The twenty levels available in the game are a mix of subtle variations from the C64 version and completely new concepts. It’s worth mentioning that even the levels that are based on the original Crillion, they seem to work better here due to the different ball speed and slightly more forgiving collision detection. The difficulty curve is almost perfect, each level is just a little harder than the last, really making you want to get that little bit further, and every possibly interesting concept you could think of has been used. The last few levels are just plain nasty, requiring absolutely precise timing at nearly every turn, but by that point you can’t help but do them anyway. Like so much else, Quadrillion gets the number of levels right too, there’s never any feeling of having to churn through hundreds of essentially identical levels and it feels like every possible trick has been used. Unfortunately, like all puzzle games, once it’s done there’s no incentive to come back, and dying means you have to start the level from the beginning which is tedious at times.

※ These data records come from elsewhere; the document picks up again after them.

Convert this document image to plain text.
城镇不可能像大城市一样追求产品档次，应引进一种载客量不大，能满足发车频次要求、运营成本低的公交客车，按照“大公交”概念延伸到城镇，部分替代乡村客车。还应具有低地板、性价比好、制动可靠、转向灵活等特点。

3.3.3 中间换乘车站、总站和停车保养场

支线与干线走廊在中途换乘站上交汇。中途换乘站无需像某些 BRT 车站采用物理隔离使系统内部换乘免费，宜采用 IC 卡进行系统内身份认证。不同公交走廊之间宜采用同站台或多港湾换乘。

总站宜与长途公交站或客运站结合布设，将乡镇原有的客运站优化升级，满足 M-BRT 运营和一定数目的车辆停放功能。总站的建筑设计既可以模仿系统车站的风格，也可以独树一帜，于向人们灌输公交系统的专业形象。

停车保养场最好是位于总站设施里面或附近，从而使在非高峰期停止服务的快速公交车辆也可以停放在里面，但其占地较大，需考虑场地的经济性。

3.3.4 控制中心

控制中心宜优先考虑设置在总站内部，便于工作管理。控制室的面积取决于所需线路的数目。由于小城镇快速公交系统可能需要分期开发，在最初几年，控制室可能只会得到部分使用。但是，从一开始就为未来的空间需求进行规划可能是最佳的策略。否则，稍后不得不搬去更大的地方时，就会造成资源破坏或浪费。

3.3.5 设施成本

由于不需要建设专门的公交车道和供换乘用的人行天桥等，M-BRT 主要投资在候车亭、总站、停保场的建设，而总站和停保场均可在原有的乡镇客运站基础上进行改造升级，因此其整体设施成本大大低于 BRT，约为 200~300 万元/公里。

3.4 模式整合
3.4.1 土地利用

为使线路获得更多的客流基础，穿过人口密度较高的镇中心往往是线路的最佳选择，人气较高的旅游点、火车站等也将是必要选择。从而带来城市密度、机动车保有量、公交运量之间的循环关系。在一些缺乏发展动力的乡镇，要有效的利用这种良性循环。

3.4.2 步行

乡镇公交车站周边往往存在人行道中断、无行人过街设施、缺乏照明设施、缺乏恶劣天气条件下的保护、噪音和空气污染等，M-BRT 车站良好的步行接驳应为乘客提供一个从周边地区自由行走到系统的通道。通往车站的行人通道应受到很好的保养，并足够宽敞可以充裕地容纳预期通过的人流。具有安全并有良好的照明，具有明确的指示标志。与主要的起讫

Simply put, the whole game feels like it’s been very very carefully tweaked and it really does feel just right: Great graphics, brilliant mechanics and good level design with the sound being the only noticeable weakness, and it all fits into just 4k! Truly the work of an excellent programmer and keen gamer, this is definitely one you should have a crack at.

Second opinion

I’ve been fairly vocal in the past about my dislike for the Minigame competition because I’ve always felt it leans more towards technical mastery than trying to produce a decent game. Of course, there are always exceptions and each year there are a few titles that really stand out from the crowd, with Quadrillion being one of those rare finds. Despite it’s diminutive size, Quadrillion oozes class straight out of the gate; graphically it’s very well executed with some very neat use of the 264 series palette and smooth motion of the ball throughout. Presentation is similarly slick, with each level having a name

The sound is somewhat lacking and the title tune is probably the only concession that has been made to the initial small size of the program; since it’s being generated as opposed to having been composed, it seems to be somewhat erratic as a piece of music and irritating in anything more than a small dose. The in-game beeps, splats and crashes are reasonable if a little monotonous after time and part of me (the part that complains so violently about the Minigame competition) wishes that a “full” version existed that had the option of a full-blown soundtrack playing during the game.

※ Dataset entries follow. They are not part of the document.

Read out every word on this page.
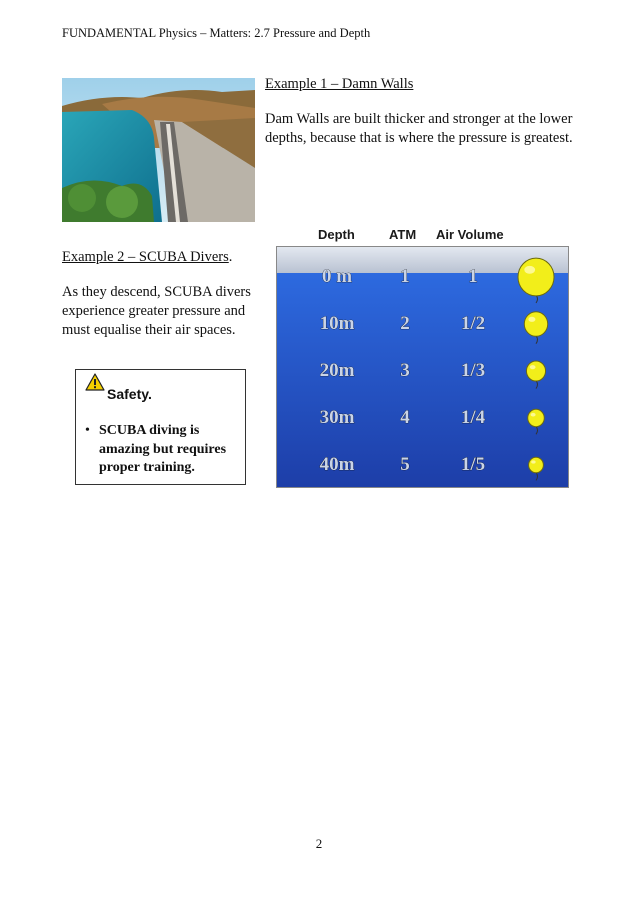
FUNDAMENTAL Physics – Matters: 2.7 Pressure and Depth
Example 1 – Damn Walls
Dam Walls are built thicker and stronger at the lower depths, because that is where the pressure is greatest.
Example 2 – SCUBA Divers.
As they descend, SCUBA divers experience greater pressure and must equalise their air spaces.
Safety.
• SCUBA diving is amazing but requires proper training.
Depth	ATM Air Volume
0 m	1	1
10m 2	1/2
20m 3	1/3
30m 4	1/4
40m 5	1/5
2
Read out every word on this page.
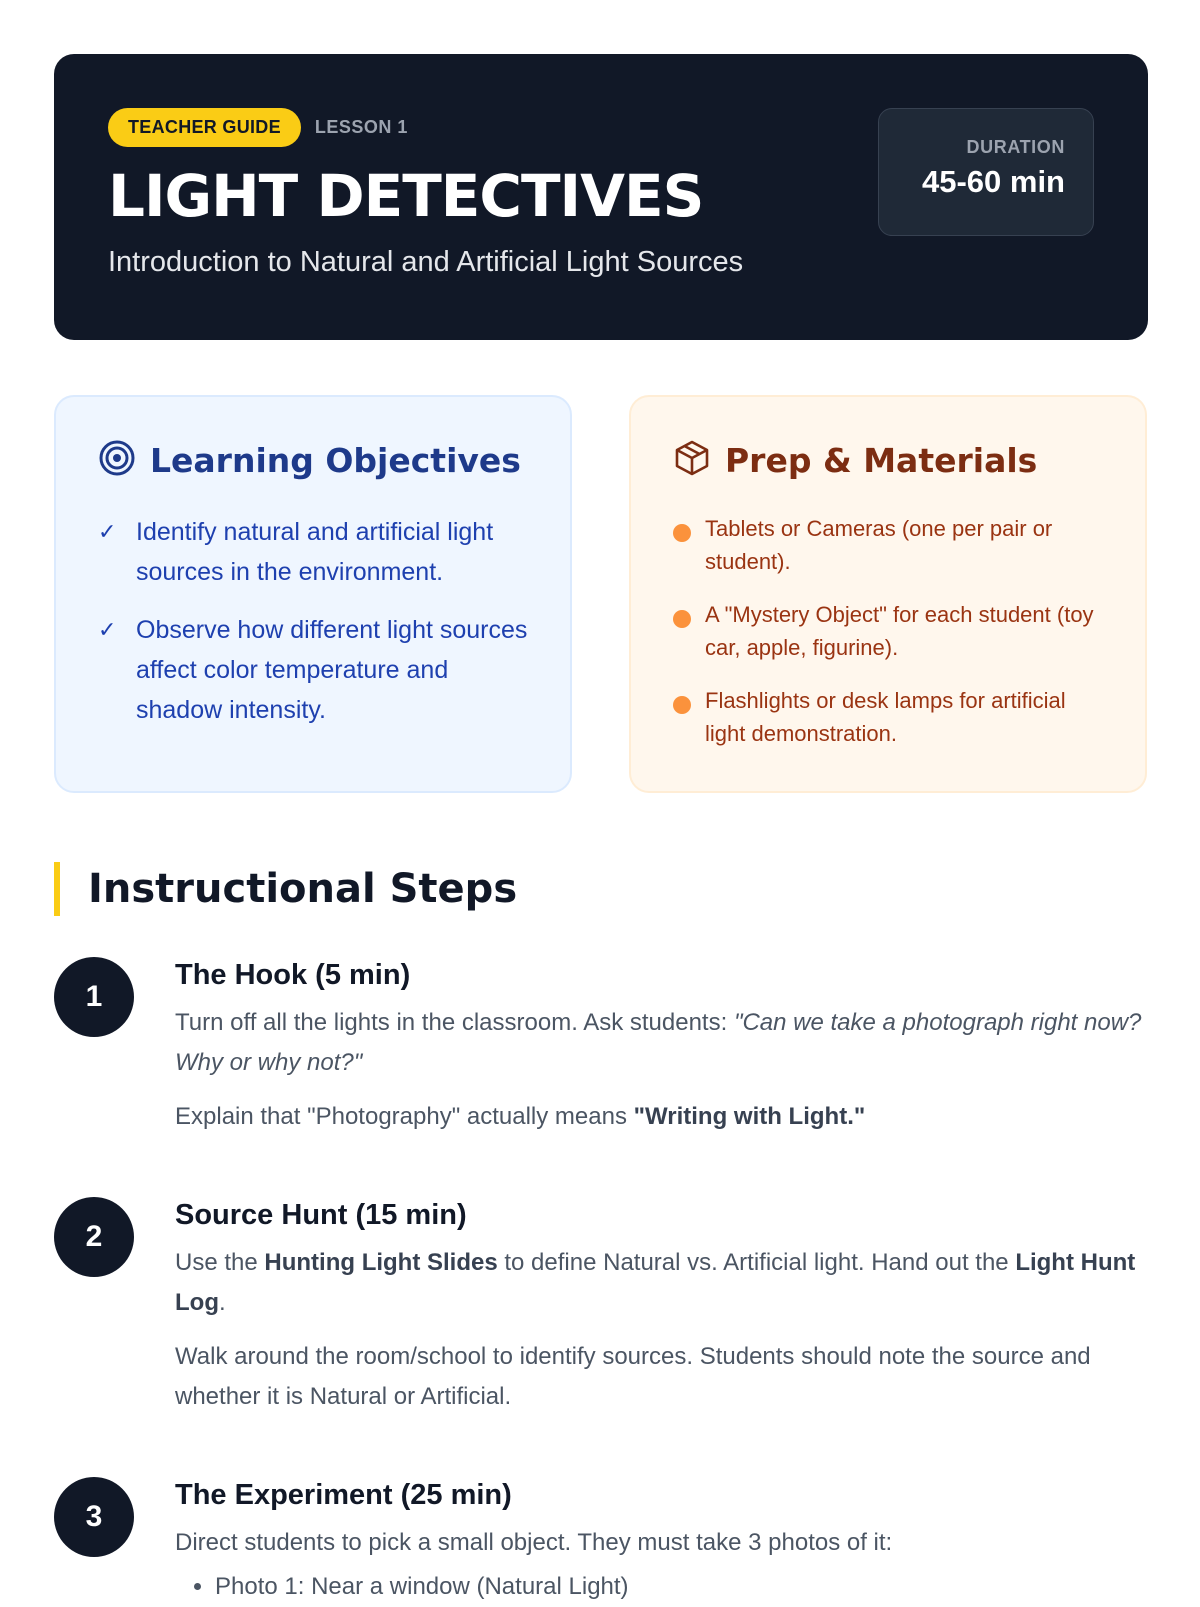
TEACHER GUIDE	LESSON 1
LIGHT DETECTIVES

Introduction to Natural and Artificial Light Sources

DURATION
45-60 min
Learning Objectives
✓ Identify natural and artificial light sources in the environment.
✓ Observe how different light sources affect color temperature and shadow intensity.
Prep & Materials
Tablets or Cameras (one per pair or student).
A "Mystery Object" for each student (toy car, apple, figurine).
Flashlights or desk lamps for artificial light demonstration.
Instructional Steps
1
The Hook (5 min)

Turn off all the lights in the classroom. Ask students: "Can we take a photograph right now? Why or why not?"

Explain that "Photography" actually means "Writing with Light."

2
Source Hunt (15 min)

Use the Hunting Light Slides to define Natural vs. Artificial light. Hand out the Light Hunt Log.

Walk around the room/school to identify sources. Students should note the source and whether it is Natural or Artificial.

3
The Experiment (25 min)

Direct students to pick a small object. They must take 3 photos of it:

• Photo 1: Near a window (Natural Light)
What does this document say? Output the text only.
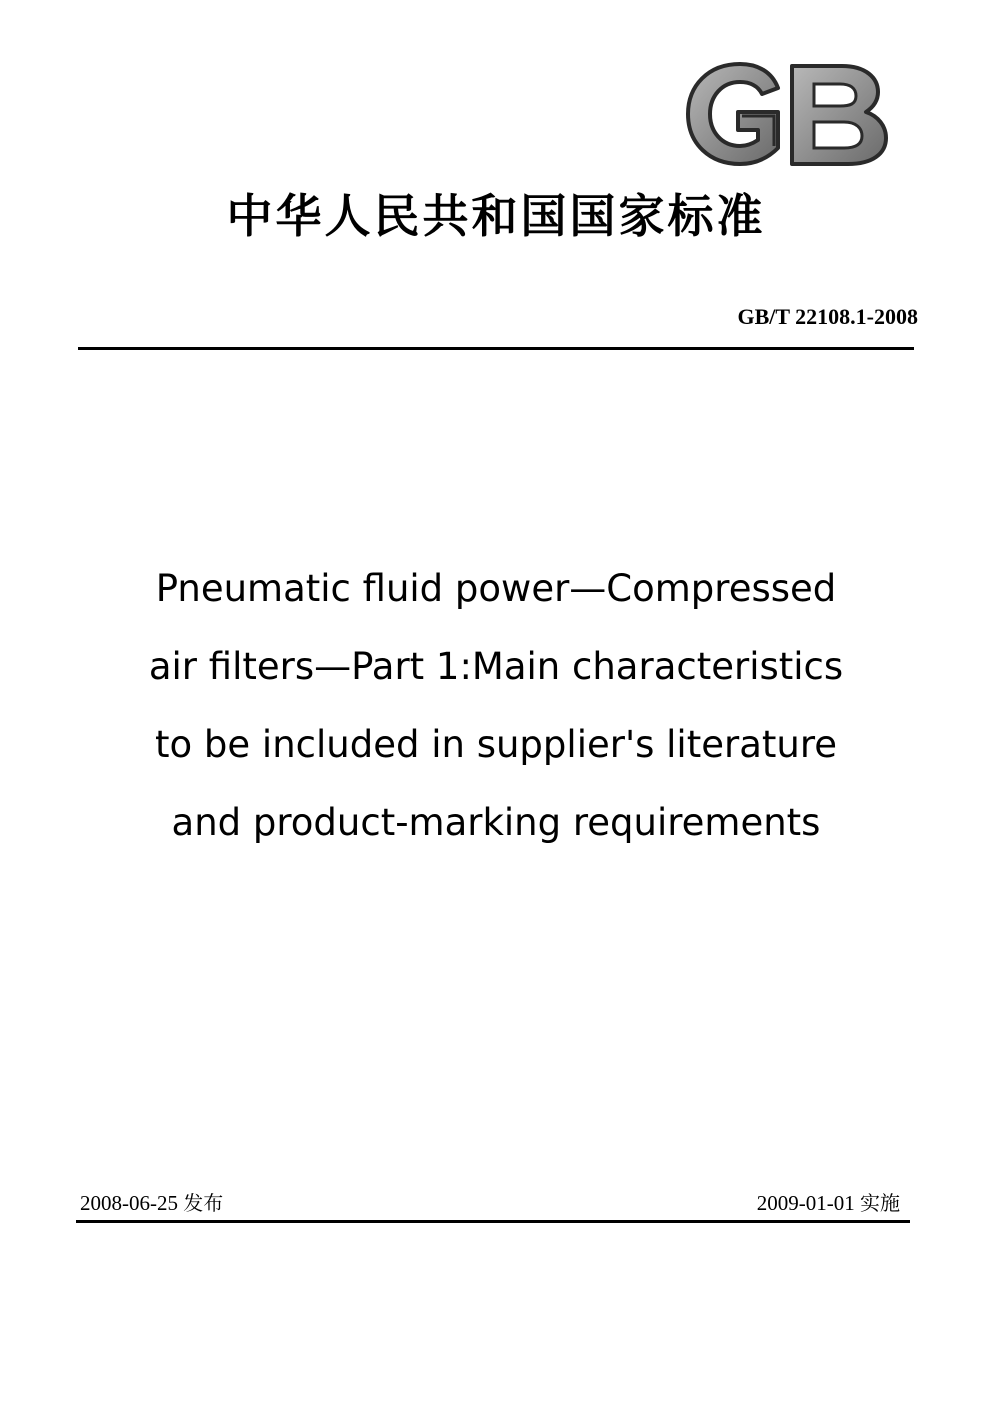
中华人民共和国国家标准
GB/T 22108.1-2008
Pneumatic fluid power—Compressed
air filters—Part 1:Main characteristics
to be included in supplier's literature
and product-marking requirements
2008-06-25 发布	2009-01-01 实施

But most importantly of all, this game is seriously good fun to play! The level of difficulty is quite high from the very first screen and goes up rapidly but, importantly, not too rapidly – so although it can be frustrating at times that sense of achievement from completing a stage that had previously seemed impossible (the “big wall” level was a personal nemesis for a while) is a major driving force to carry on playing. It’s challenging and unforgiving without being unfair in the process, every death is because the player goofs and not because the game has “cheated” in some way and that’s a hook that brings most players back for “just one more go” despite it being three in the morning.

If there was one thing that did niggle everso slightly though, it was the scoring; points are awarded as bricks get removed and at the end of each level, but no other factors come into play so a straight run through the first three levels will always produce the same score. The only way to get a higher score is to die on one of the levels and have to attempt it again, in other words the player is being rewarded for their failure!

But my personal gripe aside, Quadrillion comes highly recommended and you shouldn’t even be bothering to read this paragraph; look, there’s the Quadrillion download on the side bar so grab it and away you go!